In a Hadoop 2.x High Availablity cluster, because there are multiple HiveServers, we can no longer hard-code our connection to any HiveServer because at some point, one of them could be unavailable or in passive mode. Multiple HiveServers work in an active/passive fashion. In order to always connect to the active host, we rely on the Zookeeper service running on multiple Zookeeper servers. These servers will keep track of the available HiveServers across the cluster and direct calls to the active HiveServer. Therefore in a HA environment, we now need to connect using the Zookeeper connection string instead. This connecting string is configured and stored in the yarn-site.xml file (in the hadoop.registry.zk.quorum property).
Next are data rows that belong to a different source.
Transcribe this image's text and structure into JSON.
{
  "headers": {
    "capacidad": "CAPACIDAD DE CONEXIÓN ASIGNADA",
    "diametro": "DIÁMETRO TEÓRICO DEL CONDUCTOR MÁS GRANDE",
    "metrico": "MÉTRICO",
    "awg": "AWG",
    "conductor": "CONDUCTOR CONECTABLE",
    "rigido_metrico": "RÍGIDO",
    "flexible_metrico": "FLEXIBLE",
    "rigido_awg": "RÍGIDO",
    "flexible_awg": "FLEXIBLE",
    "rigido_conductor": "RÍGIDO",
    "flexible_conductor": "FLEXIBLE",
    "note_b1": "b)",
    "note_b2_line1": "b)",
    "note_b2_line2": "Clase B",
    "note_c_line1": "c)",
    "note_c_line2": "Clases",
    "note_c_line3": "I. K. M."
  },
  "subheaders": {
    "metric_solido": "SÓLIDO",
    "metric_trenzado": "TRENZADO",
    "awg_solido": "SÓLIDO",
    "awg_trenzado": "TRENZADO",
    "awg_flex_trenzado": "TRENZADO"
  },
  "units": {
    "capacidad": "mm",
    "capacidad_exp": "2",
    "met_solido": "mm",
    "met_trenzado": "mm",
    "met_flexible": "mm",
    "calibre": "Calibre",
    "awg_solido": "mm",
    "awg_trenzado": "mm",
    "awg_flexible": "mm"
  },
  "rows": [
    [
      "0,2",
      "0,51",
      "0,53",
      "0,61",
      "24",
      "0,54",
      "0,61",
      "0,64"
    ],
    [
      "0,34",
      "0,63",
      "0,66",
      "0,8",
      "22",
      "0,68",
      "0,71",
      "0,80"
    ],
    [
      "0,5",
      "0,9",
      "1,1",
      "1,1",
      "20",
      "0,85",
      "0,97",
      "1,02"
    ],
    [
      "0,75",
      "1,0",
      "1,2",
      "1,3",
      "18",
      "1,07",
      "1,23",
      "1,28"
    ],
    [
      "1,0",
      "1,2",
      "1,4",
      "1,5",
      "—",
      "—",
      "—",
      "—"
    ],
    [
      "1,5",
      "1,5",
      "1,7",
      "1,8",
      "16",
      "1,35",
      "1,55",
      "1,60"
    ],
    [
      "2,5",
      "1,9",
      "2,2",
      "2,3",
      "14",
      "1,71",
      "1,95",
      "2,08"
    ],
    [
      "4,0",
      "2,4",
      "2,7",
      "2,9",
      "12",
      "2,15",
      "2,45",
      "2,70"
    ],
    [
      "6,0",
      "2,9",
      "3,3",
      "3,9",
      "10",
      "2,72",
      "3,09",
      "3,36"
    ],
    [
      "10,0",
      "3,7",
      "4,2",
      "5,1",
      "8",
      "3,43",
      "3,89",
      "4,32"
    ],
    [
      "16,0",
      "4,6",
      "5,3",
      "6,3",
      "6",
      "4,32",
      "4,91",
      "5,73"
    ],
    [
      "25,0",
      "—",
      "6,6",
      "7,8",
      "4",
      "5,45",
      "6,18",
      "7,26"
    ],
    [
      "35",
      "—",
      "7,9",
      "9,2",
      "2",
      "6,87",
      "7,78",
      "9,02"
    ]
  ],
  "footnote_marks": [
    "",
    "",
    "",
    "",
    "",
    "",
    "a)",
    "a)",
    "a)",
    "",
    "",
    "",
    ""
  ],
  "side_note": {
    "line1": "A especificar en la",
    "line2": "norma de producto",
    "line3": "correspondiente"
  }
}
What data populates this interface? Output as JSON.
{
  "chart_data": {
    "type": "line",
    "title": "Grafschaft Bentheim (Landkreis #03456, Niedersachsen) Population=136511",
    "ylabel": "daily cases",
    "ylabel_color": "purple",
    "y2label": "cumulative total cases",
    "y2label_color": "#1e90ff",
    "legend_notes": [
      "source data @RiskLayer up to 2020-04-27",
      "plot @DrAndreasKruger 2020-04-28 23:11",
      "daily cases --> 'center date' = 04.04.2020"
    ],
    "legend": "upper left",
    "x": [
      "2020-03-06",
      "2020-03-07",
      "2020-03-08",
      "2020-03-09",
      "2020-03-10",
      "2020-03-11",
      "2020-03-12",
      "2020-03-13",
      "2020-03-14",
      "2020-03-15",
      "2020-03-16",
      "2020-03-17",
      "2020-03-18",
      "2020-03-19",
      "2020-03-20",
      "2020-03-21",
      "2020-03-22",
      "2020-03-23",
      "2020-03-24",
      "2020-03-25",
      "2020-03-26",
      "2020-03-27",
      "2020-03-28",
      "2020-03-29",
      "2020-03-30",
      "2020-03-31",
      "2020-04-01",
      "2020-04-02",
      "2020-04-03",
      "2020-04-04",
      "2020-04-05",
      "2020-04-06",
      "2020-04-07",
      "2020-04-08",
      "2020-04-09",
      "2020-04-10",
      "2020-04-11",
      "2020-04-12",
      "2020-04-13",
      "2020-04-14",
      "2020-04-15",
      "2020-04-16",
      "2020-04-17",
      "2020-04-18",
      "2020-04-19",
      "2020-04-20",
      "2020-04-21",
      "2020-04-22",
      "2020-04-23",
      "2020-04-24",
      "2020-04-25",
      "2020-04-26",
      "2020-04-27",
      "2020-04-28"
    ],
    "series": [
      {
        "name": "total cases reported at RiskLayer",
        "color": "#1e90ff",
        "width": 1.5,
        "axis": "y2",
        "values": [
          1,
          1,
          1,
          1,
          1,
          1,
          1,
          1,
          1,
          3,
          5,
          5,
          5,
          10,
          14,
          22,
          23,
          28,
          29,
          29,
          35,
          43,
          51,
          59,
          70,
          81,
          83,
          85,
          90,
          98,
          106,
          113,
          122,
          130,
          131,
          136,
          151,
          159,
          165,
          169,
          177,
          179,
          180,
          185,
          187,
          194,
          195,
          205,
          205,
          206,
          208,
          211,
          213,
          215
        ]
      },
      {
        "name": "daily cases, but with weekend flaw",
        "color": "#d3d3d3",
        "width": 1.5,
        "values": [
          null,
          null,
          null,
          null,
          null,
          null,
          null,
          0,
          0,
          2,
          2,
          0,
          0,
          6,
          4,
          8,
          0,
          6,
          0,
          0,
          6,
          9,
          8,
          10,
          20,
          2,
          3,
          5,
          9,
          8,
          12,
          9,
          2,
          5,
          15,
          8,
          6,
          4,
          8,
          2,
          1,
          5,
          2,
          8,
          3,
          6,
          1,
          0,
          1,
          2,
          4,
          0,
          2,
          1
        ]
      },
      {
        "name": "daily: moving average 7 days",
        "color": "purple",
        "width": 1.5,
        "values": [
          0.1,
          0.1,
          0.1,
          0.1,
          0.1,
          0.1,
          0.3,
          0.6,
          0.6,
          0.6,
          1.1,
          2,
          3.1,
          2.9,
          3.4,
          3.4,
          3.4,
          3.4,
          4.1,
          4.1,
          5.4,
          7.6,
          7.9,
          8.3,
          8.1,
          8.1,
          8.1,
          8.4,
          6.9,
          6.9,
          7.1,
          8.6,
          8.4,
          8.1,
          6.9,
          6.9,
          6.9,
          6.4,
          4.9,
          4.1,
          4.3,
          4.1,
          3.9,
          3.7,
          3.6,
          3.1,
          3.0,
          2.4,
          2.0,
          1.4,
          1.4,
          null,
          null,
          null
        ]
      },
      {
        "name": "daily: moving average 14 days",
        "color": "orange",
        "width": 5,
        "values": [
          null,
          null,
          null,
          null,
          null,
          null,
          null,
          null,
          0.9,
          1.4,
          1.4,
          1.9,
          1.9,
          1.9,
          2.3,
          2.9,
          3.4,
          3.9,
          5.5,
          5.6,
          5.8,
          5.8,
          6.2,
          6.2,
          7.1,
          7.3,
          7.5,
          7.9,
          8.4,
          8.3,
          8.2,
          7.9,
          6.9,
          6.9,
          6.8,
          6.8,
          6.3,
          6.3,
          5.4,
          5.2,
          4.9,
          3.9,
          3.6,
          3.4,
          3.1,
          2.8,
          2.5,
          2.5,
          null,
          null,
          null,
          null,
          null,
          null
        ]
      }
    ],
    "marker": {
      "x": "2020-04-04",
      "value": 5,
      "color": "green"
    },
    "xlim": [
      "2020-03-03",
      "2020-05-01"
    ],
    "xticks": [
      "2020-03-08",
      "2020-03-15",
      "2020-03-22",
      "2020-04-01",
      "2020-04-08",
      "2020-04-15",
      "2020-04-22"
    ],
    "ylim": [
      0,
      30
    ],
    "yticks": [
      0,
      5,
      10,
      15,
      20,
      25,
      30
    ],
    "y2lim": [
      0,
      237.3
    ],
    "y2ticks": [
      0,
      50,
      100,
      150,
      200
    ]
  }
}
Ultimately, when configured properly, a Talend job should generate a JDBC URL that looks like the following in order to connect to Hadoop in HA:
jdbc:hive2://<zookeeperServer1>:port,<zookeeperServer2>:port,<zookeeperServer3>:port/;serviceDiscoveryMode=zooKeeper;zooKeeperNamespace=hiveserver2
To do that, in place of specifiying the Hive Host in the Host text box (see below), we specify the Zookeeper quorum. Note that we leave out the trailing Zookeeper port because the Talend generated code appends the port from the Port field. To clarify, here's the text that's entered in the Host field below:
"zkserver01.company.com:2181,zkserver02.company.com:2181,zkserver03.company.com"
Then the Additional JDBC URL is populated with: ";serviceDiscoveryMode=zooKeeper;zooKeeperNamespace=hiveserver2"
Having tested this and confirmed that it's working, the best practice would be to create a metadata connection using these settings for the various lifecycles.